El documento, una obra maestra de precisión forense, no se limita a lo mundano. Detalla con devoción de novelista que el caballero, de 42 primaveras, posee una tez “morena clara”, cabello negro “abundante” (cualidad particularmente útil para su búsqueda) y la osadía de medir 1.75 metros. Su delgada complexión y sus dos lunares estratégicamente ubicados —uno en la mejilla derecha y otro custodiando la ceja homónima— lo convierten, sin duda, en el hombre más fácil de encontrar en todo el territorio nacional.
Mientras el Grupo Especializado de Búsqueda Inmediata despliega su inmediatez especializada, la Universidad Iberoamericana de Puebla, en un alarde de solidaridad corporativa, ha emitido un comunicado. Este sagrado texto confirma lo imposible: el desaparecido es, en efecto, uno de los suyos. La institución se ha “sumado al proceso de acompañamiento”, un eufemismo conmovedor que significa observar, con preocupación académica, cómo los familiares navegan el laberinto kafkiano de buscar a un ser querido en un país donde las personas son más fáciles de perder que un lápiz.
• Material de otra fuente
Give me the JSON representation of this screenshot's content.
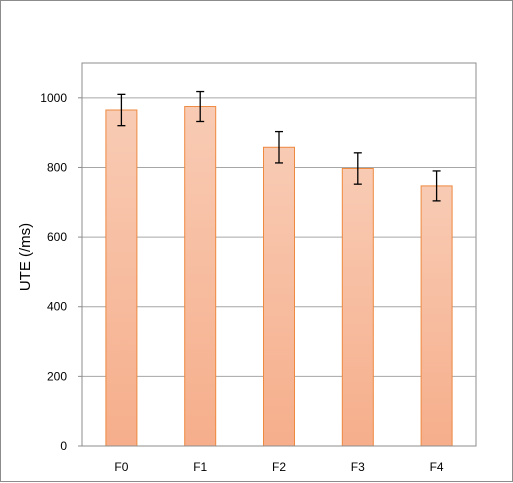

La comunidad universitaria, fiel a su tradición de emitir declaraciones, se ha mostrado “preocupada”. Han reafirmado su “compromiso con la búsqueda y el bienestar de su personal”, un compromiso que, por supuesto, incluye todo excepto la capacidad de garantizar que un profesor no sea tragado por el agujero negro de la inseguridad generalizada. Es el nuevo contrato social: da tus clases, publica tus papers, y reza para que tu descripción física no termine archivada en la carpeta de “casos pendientes” de una fiscalía eternamente rebasada.
Así, el caso del maestro Escobas Barrios se integra al catálogo nacional de ausencias. No es una tragedia, es un procedimiento. No es un grito de dolor, es una ficha con lunares. En la gran sátira mexicana, la burocracia de la desesperanza ha perfeccionado el arte de describir con lujo de detalle lo que ya no está, mientras normaliza el horror con la solemnidad de un acta notarial. La búsqueda continúa, dicen. Y la máquina de generar fichas, también.